FOLHA - Que outras lembranças
você tem do Copacabana Palace?
CAMURATI - Ah, da piscina. A cozinha ficava no mesmo andar. A
gente olhava toda vez que a
porta abria. Mas aí a porta fechava, e a gente ficava esperando uma nova chance de espiar.
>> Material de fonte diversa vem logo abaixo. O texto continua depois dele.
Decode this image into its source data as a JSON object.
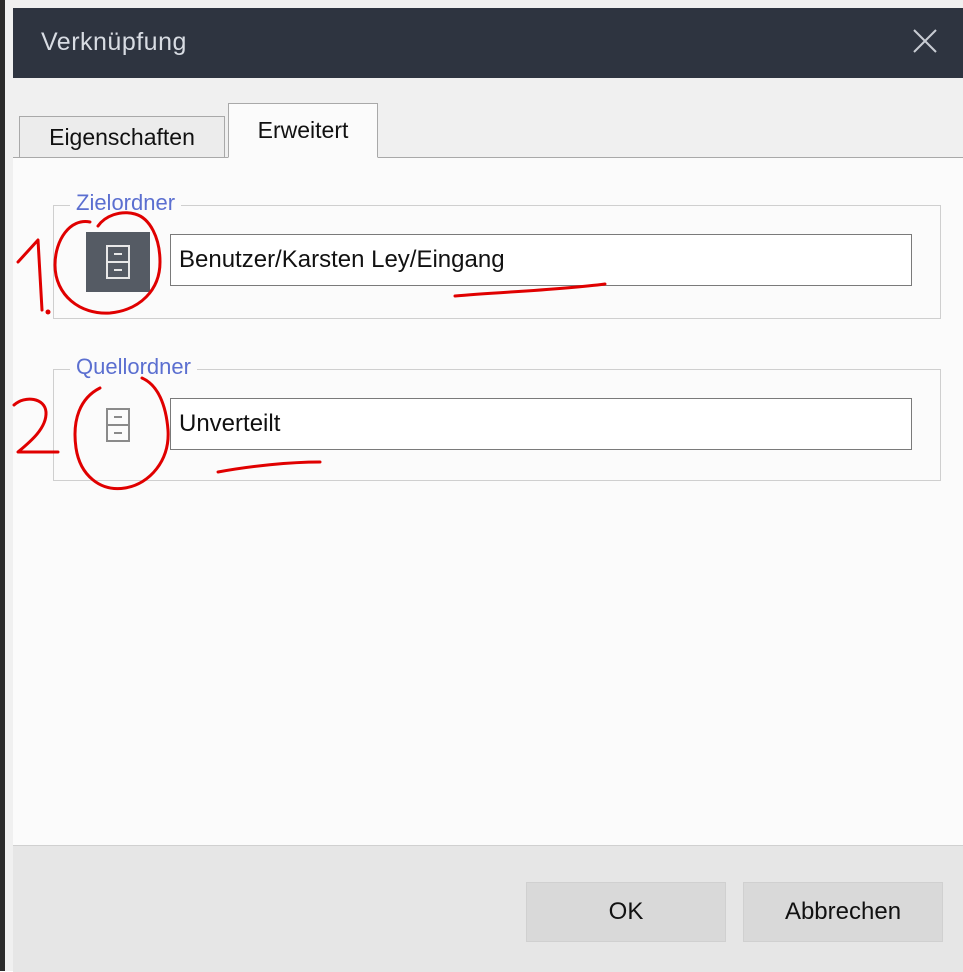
{
  "window": {
    "title": "Verknüpfung"
  },
  "tabs": [
    {
      "label": "Eigenschaften",
      "active": false
    },
    {
      "label": "Erweitert",
      "active": true
    }
  ],
  "groups": {
    "target": {
      "label": "Zielordner",
      "icon": "cabinet-icon",
      "value": "Benutzer/Karsten Ley/Eingang"
    },
    "source": {
      "label": "Quellordner",
      "icon": "cabinet-icon",
      "value": "Unverteilt"
    }
  },
  "buttons": {
    "ok": "OK",
    "cancel": "Abbrechen"
  },
  "annotations": {
    "mark1": "1.",
    "mark2": "2"
  },
  "colors": {
    "titlebar": "#2e3440",
    "group_label": "#5b6fd0",
    "annotation": "#e00000"
  }
}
O bom da vida é a gente ter um
olhar de que as coisas são legais,
mesmo que naquela hora não
estejam ao nosso alcance. Faz
parte da vida não ter, para poder desejar. Depois de adulta
fui muitas vezes a essa piscina.
FOLHA - Vocês iam aos bailes de
carnaval do hotel?
CAMURATI - Ao infantil. Eu
brincava com a cenografia, com
os confetes e serpentinas. Minha mãe nos vestia de pirata, de
índio, de bailarina, de jogadora
do Fluminense... [rindo]
FOLHA - Que outra memória você
guarda da infância em Copacabana?
CAMURATI - Eu nasci em Botafogo, mas estudei em Copacabana. Gosto de lembrar de
quando minha mãe nos levava à
praia e das festas de Réveillon,
que eram bárbaras!
FOLHA - Diferentes de agora?
CAMURATI - Muito! Réveillon
em Copacabana era na areia,
vendo os barcos para Iemanjá.
Tinha um clima religioso, de ritual. Hoje tem queima de fogos
e show até as três da manhã. É
bonito, mas é diferente. Eu
adorava aquela coisa de molhar
os pés, jogar uma rosinha branca no mar, rezar e fazer um pedido para o ano novo. E tinha
aquelas mulheres com roupas
brancas de renda... Era mágico.
FOLHA - Que lugares você indica
em uma visita a Copacabana?
CAMURATI - Para comer, gosto
do Amir [www.amirrestau
rante.com.br], um restaurante árabe que fica em frente à
praça Arcoverde. Para ir à noite
tem o Copa Café, na av. Atlântica. Outro programa gostoso é
comprar um peixe na colônia
de pescadores e visitar o forte
de Copacabana.
FOLHA - Em "Copacabana" [filme
dirigido por Carla em 2001] você
aborda a história do bairro. Qual é o
seu momento preferido?
CAMURATI - A existência dele é
encantadora por si só. As pessoas gostam, querem envelhecer ali. Quando comecei o filme, notei que, por mais ranzinza que uma pessoa seja, em Copacabana ela muda. Todos vão
à praia, jogam, conversam. Ninguém fica empoleirado.